In the above example, a selection was used because only the cells with the ability to use lactose for food could grow. We could have also screened for the ability to cleave lactose with β-galactosidase by putting X-Gal in the plates and looking at thousands of white colonies for a blue colony
There are many variations on library creation. An investigator may choose to randomize a small segment of a cloned gene and screen the variants for a mutant with a new phenotype. A whole gene or plasmid can be mutated can be transformed for screening. A screen can be set up for “multi-copy suppressors” that rely on having an excess of a gene to obtain a phenotype. It’s all up you and your smart noodle to figure out the best way.
I am presenting this strategy to make a library of genomic E. coli fragments in plasmids that replicate in E. coli. In searching for genes or gene clusters, it’s important to keep in mind that any given pair of restriction enzymes will only cover a fraction of the DNA present in the chromosome. Because the E. coli genome is sequenced (at least several K strains), you can make an estimate of the number of times your genomic DNA prep will be cut by a particular endonuclease. When you are cutting with two enzymes to make library fragments, the number of clonable fragments from a complete digest will, at most, be twice the number of times the “least cutting” endonuclease cuts. Because of this, it is wise to set up several libraries with different endonucleases. Not only will this allow better coverage, but it will also allow the identification of a gene that may have one of the sites within it (that would never be isolated because it would always be cut in the library).
It is a good idea to use endonucleases that leave 4 bp overhangs so that the ligation efficiency is high. There are four enzymes that leave the same CTAG overhang (Avr II, Nhe I, Spe I, and Xba I). This is quite useful. You can prepare a single vector preparation cut with, say, EcoR I and Avr II, and ligate four different genomic digests into it (EcoR I and each of the four enzymes that generate complementary overhangs).
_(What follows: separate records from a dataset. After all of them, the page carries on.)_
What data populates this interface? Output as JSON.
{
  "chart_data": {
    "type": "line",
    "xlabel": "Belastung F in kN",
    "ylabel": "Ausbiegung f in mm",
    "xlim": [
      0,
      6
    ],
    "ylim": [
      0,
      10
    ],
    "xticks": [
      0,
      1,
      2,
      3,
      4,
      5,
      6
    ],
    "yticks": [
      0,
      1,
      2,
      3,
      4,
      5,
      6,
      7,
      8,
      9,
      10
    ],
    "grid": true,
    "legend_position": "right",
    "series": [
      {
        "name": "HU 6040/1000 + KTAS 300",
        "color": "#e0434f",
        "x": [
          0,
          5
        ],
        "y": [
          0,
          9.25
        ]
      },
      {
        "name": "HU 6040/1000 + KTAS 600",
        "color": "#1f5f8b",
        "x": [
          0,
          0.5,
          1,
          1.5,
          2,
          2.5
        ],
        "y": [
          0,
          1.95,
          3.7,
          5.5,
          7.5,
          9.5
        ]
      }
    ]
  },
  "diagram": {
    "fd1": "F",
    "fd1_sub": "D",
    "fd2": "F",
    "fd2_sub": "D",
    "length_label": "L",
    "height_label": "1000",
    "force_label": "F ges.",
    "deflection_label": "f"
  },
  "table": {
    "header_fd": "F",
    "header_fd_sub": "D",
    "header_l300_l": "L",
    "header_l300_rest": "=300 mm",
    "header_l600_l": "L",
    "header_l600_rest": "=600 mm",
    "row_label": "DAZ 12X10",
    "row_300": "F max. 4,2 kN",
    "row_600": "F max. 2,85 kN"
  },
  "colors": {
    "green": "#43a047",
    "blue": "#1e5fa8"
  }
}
When preparing the vector for your library, you want to minimize the background of transformants lacking an insert. A trace amount of singly-cut vector can produce a lot of transformants after ligation. I generally employ one of two strategies to get around this.
- The easiest is to add a third restriction enzyme to your digest that cuts between the two sites of interest. In doing so, vectors that were cut by only one of your library enzymes get secondarily cut to prevent self-ligation. In general cloning of fragments, I find this to be far more effective than using a phosphatase (which reduces overall ligation/transformation efficiency).
- If your vector doesn’t have convenient sites for making the library, or if your vector is a low-copy vector, you can use PCR to amplify the replication origin and drug-resistance gene while appending convenient restriction sites on the ends (see 'Round-the-horn site-directed mutagenesis). If you follow this route, keep in mind that most of your ligated plasmids will have large segments that are not host modified. Therefore, transform the library into cells that have no restriction system. This method greatly reduces “vector-only” transformants.